Many challenges are associated with the use of natural sand
Sand is commonly used as a construction material because it’s affordable, easy to obtain and suitable for many purposes like producing asphalt, concrete or glass. Unfortunately, sand is often extracted illegally from rivers or marine environments. This has consequences, such as erosion in rivers and coastlines, and changes in the water’s PH levels. It also threatens marine fisheries, biodiversity and the availability of fresh water. When digging sand, the mud from the riverbed mixes with the water, which hinders animals’ food supply. As natural sand is exploited without concern for the wider environmental impacts, it has become a major global sustainability challenge.
Global aggregates demand is expected to increase to 60 billion tonnes per annum by 2030 because of megatrends like growing population, urbanization and economic growth. According to some forecasts, buildable sand may run out as early as the first half of this century. One might ask why we don’t use desert sand, which is plentiful. Desert sand doesn’t have the right shape: The grains are too round for industrial concrete purposes. In concrete, the grains must be sufficiently angular to better adhere to each other and make the material durable enough. What about sea sand? It’s possible, but sea sand must be washed first. Otherwise, salt rusts steel bar reinforce supports, making them brittle more quickly.

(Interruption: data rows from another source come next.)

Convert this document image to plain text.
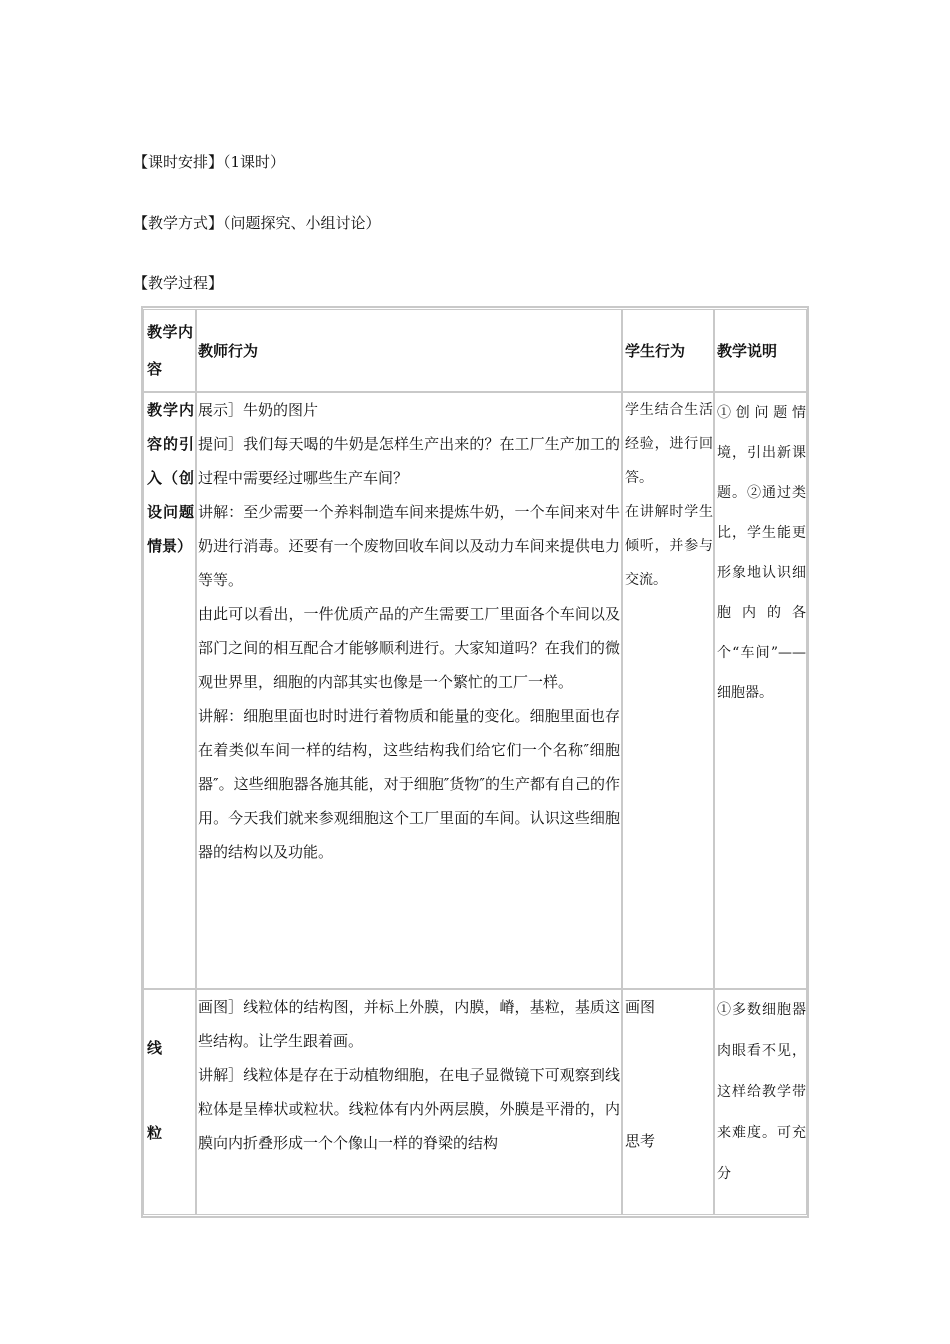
【课时安排】（1课时）
【教学方式】（问题探究、小组讨论）
【教学过程】
教学内容
教师行为	学生行为	教学说明
教学内容的引入（创设问题情景）
展示］牛奶的图片
提问］我们每天喝的牛奶是怎样生产出来的？在工厂生产加工的过程中需要经过哪些生产车间？
讲解：至少需要一个养料制造车间来提炼牛奶，一个车间来对牛奶进行消毒。还要有一个废物回收车间以及动力车间来提供电力等等。
由此可以看出，一件优质产品的产生需要工厂里面各个车间以及部门之间的相互配合才能够顺利进行。大家知道吗？在我们的微观世界里，细胞的内部其实也像是一个繁忙的工厂一样。
讲解：细胞里面也时时进行着物质和能量的变化。细胞里面也存在着类似车间一样的结构，这些结构我们给它们一个名称″细胞器″。这些细胞器各施其能，对于细胞″货物″的生产都有自己的作用。今天我们就来参观细胞这个工厂里面的车间。认识这些细胞器的结构以及功能。
学生结合生活经验，进行回答。
在讲解时学生倾听，并参与交流。
①创问题情境，引出新课题。②通过类比，学生能更形象地认识细胞内的各个“车间”——细胞器。
线
粒
画图］线粒体的结构图，并标上外膜，内膜，嵴，基粒，基质这些结构。让学生跟着画。
讲解］线粒体是存在于动植物细胞，在电子显微镜下可观察到线粒体是呈棒状或粒状。线粒体有内外两层膜，外膜是平滑的，内膜向内折叠形成一个个像山一样的脊梁的结构
画图
思考
①多数细胞器肉眼看不见，这样给教学带来难度。可充分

The numerous benefits of manufactured sand
Fortunately, sand can also be produced mechanically. The raw material for manufactured sand usually comes from bedrock and is produced in the same way as sand is formed naturally: The rocks are crushed and grinded into ever smaller pieces. With various types of crusher and the appropriate process design, depending on the application and the sand spec to be produced, cone crushers, HSI, VSI and HRC can be utilized to transform the stones into just the kind of aggregate required to meet the specified requirements.